When delivering the 2020 policy address in November, HKSAR Chief Executive Carrie Lam unveiled even more favorable measures from the central government to help Hong Kong's revival from the economic downturn, in particular the support for the Guangdong-Hong Kong-Macao Greater Bay Area development.
By further integrating into the broader landscape of the national development, Hong Kong will have a more stable environment, embrace enormous opportunities, and gain sustainable growth impetus, analysts said.
Eric Ching, 39, has a dream to realize in the Greater Bay Area, one of the most open and economically vibrant regions in the country.
As the president of the Hong Kong Youth E-commerce Advancement Association, Ching aims to help 10,000 Hong Kong e-commerce businesses tap into the Greater Bay Area market in the next five years.
His team has trained hundreds of young people under his e-commerce incubator program this year. One of the trainees has accumulated 140,000 followers on video-sharing app Douyin, which is also known for livestreaming e-commerce.
The e-commerce sector will be a practical and reliable starting point for the tech-savvy youth to stretch their wings in the Greater Bay Area, Ching said.
Goldoni also believes that Hong Kong has a vital role to play in the Greater Bay Area and has remained confident in Hong Kong's future.
Before the COVID-19 outbreak, the businessman traveled between Hong Kong and the mainland almost every week to visit factories and meet partners.
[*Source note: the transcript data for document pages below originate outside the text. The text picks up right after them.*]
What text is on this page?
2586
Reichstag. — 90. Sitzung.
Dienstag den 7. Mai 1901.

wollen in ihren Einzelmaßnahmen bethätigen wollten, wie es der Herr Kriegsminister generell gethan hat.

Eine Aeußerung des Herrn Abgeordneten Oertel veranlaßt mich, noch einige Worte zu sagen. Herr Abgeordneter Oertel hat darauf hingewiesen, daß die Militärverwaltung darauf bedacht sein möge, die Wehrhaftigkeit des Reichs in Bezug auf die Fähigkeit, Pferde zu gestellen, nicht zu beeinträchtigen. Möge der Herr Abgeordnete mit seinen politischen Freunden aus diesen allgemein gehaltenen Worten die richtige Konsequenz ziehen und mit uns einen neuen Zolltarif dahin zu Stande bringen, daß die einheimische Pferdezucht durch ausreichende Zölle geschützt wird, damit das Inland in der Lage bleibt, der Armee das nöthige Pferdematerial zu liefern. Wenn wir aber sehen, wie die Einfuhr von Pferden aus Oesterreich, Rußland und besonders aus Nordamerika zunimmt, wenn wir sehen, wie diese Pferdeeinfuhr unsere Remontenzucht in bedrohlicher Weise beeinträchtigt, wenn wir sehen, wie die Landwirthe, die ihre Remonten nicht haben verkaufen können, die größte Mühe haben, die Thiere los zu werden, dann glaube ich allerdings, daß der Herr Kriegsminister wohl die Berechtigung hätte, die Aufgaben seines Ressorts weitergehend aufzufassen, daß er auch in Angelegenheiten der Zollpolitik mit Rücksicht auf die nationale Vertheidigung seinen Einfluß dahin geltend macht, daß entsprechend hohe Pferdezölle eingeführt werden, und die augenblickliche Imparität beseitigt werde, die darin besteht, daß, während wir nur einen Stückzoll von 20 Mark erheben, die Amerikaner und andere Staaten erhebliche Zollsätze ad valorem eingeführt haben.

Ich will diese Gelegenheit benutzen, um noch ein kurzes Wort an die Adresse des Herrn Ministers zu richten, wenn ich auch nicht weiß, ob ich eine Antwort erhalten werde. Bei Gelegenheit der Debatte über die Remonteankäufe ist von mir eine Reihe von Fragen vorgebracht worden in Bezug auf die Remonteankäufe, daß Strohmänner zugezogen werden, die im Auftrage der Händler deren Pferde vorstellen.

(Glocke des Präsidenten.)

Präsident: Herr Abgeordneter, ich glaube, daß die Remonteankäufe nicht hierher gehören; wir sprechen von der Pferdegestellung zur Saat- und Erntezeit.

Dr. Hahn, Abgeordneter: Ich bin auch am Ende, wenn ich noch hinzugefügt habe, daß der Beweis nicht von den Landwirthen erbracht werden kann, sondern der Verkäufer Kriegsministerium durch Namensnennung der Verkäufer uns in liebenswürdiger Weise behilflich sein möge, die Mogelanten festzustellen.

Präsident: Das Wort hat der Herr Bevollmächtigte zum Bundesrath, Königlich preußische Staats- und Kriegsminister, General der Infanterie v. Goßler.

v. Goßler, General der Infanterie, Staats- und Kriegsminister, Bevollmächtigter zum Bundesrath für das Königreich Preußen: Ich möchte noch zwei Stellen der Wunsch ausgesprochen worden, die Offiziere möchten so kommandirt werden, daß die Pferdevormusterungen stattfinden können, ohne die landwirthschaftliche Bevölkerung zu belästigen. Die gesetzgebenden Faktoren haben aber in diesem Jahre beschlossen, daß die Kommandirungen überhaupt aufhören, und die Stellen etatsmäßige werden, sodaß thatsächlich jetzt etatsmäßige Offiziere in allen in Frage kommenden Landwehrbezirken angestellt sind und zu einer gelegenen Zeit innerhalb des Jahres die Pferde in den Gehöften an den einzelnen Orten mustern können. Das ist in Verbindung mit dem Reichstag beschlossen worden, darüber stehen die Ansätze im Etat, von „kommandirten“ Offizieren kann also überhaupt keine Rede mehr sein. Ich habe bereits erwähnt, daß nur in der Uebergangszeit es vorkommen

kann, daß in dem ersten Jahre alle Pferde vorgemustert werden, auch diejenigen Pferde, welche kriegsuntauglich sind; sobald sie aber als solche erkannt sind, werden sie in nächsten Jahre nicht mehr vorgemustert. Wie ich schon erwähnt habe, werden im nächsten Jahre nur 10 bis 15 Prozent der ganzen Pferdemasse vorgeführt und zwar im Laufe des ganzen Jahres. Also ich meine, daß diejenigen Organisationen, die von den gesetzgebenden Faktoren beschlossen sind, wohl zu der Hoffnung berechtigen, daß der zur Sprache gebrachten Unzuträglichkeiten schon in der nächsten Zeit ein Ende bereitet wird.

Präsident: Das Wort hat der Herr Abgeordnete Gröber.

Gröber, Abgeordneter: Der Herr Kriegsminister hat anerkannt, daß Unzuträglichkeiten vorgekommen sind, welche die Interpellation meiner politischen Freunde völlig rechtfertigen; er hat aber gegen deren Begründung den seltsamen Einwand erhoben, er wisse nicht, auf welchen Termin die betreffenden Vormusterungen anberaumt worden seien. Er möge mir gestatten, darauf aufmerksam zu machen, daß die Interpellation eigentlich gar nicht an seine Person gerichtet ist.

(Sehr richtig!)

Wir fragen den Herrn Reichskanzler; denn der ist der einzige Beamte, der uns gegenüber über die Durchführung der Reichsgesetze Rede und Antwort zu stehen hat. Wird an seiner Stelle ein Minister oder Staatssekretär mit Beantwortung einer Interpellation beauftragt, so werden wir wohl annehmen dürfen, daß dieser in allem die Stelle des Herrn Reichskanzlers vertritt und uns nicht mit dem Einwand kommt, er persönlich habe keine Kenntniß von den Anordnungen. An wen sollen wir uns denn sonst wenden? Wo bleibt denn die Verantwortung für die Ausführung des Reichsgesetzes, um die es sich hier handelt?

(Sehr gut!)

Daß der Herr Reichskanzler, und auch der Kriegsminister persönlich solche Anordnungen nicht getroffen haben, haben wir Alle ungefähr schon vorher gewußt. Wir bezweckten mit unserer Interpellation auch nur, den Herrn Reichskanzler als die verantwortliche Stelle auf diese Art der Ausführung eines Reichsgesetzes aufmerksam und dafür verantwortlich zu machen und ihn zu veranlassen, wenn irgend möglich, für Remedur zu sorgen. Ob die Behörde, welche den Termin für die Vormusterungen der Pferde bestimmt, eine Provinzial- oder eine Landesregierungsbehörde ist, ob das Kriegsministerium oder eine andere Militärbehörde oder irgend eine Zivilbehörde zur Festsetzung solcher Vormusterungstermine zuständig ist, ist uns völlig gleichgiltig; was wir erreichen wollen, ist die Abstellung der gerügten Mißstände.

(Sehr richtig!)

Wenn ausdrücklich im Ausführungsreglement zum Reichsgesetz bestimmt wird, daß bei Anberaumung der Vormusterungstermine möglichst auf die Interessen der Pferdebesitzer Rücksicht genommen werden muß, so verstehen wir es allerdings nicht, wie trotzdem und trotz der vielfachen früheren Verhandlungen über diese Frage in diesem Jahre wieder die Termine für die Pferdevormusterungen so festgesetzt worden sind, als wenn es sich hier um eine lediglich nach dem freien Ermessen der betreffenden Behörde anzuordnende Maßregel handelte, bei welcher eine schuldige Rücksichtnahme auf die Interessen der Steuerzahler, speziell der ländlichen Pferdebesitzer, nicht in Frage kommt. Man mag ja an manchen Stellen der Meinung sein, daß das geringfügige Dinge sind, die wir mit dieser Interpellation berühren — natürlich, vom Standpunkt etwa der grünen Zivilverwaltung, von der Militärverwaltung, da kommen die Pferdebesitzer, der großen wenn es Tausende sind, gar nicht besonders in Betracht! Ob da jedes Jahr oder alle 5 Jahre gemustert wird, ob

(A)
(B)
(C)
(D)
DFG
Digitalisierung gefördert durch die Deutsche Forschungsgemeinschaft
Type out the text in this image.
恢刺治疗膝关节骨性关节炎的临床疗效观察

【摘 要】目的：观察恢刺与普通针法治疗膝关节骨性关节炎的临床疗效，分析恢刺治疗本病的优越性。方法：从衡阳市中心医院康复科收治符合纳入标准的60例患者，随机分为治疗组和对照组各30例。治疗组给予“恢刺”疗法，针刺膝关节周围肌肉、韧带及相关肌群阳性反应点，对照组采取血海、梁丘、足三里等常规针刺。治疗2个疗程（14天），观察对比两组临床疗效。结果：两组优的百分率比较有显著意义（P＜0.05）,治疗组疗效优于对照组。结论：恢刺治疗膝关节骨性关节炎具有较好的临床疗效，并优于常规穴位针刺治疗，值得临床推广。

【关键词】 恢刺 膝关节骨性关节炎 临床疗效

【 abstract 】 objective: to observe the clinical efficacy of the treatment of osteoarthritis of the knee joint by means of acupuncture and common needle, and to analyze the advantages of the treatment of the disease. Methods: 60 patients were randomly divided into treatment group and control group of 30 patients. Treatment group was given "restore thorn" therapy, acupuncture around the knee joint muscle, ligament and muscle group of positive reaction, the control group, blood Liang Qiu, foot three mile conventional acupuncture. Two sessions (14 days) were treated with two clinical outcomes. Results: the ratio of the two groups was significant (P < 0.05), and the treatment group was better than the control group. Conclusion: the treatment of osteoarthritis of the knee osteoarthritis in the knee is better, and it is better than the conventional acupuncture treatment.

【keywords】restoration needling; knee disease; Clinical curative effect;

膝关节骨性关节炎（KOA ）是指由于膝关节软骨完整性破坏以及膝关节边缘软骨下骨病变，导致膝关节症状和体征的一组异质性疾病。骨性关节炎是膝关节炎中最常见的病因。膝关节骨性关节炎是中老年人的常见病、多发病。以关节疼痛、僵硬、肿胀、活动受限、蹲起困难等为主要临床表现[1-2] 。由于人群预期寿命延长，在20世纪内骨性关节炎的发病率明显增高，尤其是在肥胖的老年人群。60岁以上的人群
After nearly a year stranded here, he cannot wait to restrengthen business links and seek new opportunities in the mainland's rapidly-evolving markets.
Starting a career here in trade and finance 28 years ago, Goldoni experienced Hong Kong's return to the motherland in 1997 and witnessed its continued prosperity over the past two decades. After all these years, it is the freedom, stability and opportunities that have made him decide to stay in Hong Kong.
"If Hong Kong had continued to see riots, I would have left for sure. But as peace returned, now I can see a future for this city," he said.